I have dropped using them altogether, but only because I haven't been
able to come up with a peer/self evaluation procedure that suites what I
perceive to be the needs.
If peer evaluation is supposed to improve metacognitive skills and add a
measure of accountability to the team and individual efforts, then I
would prefer to implement a way for students to do self AND peer
evaluations that makes them consider the extent to which they achieved
the original goals of the exercise (small scale) or the course (larger
scale). This instead of asking them to rank contributions of peers. If
the team is working well then of course they all contributed.
Assessing our selves and our peers against the goals of the work is
after all what professionals and academics have to do.
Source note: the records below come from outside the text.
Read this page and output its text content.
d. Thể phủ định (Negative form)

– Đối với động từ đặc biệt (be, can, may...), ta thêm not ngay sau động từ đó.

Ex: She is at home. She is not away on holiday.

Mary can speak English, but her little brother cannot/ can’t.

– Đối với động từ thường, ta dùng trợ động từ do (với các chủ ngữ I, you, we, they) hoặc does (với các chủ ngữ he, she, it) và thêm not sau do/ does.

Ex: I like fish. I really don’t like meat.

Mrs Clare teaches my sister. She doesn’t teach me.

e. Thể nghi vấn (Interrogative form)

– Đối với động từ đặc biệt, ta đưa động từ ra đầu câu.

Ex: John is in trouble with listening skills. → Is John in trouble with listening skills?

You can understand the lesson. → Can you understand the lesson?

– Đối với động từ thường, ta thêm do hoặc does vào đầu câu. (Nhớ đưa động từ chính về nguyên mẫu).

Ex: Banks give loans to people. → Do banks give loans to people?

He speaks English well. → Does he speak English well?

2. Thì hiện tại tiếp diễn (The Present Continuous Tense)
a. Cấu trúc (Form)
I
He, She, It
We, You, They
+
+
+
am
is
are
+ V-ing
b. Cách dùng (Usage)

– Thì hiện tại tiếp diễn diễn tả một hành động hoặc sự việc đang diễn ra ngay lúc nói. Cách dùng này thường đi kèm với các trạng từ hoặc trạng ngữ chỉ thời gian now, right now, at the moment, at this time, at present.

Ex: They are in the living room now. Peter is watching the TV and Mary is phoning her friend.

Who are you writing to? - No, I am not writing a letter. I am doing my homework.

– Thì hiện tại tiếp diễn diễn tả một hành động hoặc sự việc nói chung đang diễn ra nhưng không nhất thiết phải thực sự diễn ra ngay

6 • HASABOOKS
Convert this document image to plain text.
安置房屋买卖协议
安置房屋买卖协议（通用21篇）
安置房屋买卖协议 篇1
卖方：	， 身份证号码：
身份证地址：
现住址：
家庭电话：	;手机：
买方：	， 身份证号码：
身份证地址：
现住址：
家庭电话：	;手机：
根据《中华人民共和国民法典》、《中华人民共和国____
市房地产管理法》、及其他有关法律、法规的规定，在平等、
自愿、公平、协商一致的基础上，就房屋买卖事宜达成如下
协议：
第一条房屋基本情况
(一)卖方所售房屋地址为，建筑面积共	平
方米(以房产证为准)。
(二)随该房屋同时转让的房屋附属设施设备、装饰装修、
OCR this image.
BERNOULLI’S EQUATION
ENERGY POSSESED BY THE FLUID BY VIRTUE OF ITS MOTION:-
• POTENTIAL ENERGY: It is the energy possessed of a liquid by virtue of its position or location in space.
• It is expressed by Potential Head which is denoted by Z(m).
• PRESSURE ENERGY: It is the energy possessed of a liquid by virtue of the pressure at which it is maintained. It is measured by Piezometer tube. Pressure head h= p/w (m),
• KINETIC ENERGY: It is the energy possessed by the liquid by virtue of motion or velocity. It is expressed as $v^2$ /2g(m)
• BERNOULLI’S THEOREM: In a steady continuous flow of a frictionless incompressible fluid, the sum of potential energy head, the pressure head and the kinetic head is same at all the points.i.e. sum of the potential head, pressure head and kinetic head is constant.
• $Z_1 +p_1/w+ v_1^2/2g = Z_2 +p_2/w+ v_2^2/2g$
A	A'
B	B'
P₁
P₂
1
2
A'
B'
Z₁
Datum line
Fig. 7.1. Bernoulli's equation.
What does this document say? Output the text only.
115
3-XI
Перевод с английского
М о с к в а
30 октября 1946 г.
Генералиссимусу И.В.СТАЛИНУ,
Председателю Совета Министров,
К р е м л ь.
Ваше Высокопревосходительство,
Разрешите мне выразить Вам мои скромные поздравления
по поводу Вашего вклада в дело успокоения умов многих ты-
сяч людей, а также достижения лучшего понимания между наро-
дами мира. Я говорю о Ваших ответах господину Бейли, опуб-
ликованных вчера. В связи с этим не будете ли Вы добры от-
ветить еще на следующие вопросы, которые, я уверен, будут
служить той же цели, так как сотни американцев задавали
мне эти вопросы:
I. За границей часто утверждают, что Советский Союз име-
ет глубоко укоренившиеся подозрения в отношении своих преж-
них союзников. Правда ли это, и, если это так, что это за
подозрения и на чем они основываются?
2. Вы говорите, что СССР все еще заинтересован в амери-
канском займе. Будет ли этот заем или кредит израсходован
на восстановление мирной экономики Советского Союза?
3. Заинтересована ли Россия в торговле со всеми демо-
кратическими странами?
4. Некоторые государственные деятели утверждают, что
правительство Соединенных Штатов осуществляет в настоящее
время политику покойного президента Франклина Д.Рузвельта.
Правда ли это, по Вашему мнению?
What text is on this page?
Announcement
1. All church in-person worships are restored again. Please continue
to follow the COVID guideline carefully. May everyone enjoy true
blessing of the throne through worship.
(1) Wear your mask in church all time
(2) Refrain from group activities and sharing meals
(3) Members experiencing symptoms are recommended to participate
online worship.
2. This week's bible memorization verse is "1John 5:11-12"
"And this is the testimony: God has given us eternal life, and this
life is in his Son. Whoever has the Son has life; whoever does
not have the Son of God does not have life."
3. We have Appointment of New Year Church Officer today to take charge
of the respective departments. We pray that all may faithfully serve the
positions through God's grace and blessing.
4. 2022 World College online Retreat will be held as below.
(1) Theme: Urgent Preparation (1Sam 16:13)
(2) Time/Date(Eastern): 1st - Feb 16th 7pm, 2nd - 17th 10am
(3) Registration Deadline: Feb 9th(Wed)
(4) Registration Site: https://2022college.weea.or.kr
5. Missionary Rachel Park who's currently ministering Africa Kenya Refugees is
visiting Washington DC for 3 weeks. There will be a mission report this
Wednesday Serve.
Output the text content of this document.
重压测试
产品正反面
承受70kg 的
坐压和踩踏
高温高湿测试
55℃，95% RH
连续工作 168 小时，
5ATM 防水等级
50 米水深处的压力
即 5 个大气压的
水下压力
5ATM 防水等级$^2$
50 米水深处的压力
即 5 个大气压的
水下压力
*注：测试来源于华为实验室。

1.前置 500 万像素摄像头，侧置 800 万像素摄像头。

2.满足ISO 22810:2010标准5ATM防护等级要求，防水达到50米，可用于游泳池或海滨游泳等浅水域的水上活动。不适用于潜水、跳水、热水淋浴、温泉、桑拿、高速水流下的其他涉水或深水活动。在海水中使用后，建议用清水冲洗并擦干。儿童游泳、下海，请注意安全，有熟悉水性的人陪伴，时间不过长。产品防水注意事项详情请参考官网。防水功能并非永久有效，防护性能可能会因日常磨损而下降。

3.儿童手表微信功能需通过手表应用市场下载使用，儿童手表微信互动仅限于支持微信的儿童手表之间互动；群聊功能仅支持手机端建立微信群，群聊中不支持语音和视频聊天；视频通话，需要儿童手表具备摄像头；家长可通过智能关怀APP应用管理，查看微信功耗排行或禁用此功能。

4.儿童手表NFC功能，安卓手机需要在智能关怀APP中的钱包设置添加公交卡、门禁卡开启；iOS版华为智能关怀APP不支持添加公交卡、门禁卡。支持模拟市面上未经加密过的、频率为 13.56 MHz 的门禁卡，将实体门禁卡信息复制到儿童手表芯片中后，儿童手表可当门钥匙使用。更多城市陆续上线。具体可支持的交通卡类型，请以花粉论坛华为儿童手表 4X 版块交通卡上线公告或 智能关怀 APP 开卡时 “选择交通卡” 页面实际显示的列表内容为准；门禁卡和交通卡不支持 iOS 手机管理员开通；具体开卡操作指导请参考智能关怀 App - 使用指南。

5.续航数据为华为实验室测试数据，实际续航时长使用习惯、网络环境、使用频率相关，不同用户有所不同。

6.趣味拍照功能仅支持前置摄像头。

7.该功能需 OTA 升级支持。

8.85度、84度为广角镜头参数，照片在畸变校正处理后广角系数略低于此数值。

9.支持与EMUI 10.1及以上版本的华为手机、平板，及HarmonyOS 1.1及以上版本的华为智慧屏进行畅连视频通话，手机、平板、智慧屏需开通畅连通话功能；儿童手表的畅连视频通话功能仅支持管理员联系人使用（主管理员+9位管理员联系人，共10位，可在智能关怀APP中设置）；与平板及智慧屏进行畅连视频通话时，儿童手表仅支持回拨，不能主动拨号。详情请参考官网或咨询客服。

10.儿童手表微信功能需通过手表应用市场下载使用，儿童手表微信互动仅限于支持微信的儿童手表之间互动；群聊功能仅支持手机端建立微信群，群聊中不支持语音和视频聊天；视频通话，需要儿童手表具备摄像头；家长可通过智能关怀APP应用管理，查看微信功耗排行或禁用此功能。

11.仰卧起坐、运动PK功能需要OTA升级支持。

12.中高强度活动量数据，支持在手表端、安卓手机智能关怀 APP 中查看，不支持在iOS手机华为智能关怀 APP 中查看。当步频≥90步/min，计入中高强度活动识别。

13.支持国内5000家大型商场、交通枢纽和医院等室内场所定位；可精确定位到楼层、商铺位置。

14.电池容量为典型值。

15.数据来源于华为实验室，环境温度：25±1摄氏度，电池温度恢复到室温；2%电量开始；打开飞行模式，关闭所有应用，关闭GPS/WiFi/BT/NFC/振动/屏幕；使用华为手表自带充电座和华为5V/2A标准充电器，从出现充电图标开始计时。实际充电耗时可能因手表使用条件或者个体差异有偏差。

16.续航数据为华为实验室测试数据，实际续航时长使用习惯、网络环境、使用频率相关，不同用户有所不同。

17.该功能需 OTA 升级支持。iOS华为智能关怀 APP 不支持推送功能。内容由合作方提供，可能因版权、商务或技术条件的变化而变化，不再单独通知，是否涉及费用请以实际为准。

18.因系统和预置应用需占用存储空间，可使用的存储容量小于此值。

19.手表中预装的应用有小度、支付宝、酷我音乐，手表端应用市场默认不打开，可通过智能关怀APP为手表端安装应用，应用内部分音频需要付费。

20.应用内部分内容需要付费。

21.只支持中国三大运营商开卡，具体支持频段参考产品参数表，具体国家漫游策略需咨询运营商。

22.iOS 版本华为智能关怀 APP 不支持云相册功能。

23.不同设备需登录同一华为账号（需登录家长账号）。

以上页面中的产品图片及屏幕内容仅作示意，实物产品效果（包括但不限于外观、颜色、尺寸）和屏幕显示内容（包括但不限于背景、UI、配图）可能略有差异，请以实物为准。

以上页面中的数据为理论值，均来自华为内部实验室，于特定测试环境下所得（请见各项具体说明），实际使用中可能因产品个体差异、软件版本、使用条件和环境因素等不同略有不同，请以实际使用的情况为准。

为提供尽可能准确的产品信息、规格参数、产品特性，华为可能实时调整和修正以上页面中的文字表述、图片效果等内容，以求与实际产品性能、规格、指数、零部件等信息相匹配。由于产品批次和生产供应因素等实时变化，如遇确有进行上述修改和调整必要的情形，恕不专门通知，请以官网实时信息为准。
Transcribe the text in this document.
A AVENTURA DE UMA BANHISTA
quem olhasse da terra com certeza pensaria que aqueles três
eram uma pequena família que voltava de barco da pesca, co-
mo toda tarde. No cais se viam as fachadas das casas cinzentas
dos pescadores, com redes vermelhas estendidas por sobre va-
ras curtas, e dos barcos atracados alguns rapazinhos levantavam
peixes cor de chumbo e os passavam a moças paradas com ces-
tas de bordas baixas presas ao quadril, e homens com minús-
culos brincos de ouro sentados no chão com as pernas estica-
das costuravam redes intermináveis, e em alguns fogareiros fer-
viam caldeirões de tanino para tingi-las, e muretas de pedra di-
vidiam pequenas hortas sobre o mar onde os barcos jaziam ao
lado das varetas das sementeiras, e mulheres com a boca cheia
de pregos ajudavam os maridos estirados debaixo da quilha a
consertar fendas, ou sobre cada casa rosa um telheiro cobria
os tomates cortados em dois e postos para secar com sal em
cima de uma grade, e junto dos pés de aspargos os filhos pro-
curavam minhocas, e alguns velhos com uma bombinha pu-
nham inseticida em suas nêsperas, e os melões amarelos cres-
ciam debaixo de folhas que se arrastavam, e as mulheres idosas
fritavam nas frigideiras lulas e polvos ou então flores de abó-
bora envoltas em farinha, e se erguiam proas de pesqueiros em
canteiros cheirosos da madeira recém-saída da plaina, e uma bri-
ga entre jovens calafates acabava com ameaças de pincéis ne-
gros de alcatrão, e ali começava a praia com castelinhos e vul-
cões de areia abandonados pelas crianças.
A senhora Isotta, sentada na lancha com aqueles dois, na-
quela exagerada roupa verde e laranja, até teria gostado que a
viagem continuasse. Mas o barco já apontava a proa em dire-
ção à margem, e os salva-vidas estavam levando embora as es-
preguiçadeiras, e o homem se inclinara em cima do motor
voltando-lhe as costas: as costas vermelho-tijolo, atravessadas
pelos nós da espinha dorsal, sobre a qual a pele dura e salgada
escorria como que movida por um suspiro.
We (as
professionals) rarely have to "rank" the contributions of our peers.
Instead we are measuring degree of success, and hopefully acting
appropriately upon the result of those (implicit or explicit) measures.
If I had the time to come up with a rubric that helps students honestly
assess the degree to which they (self) and their peers met the goals of
(a) individuals, (b) the team exercise, and (c) the course, I would feel
I had a good peer and self assessment process. Only then would I
consider using these assessments as part of the grading process,
probably as a multiplier to other team-based components of the grade.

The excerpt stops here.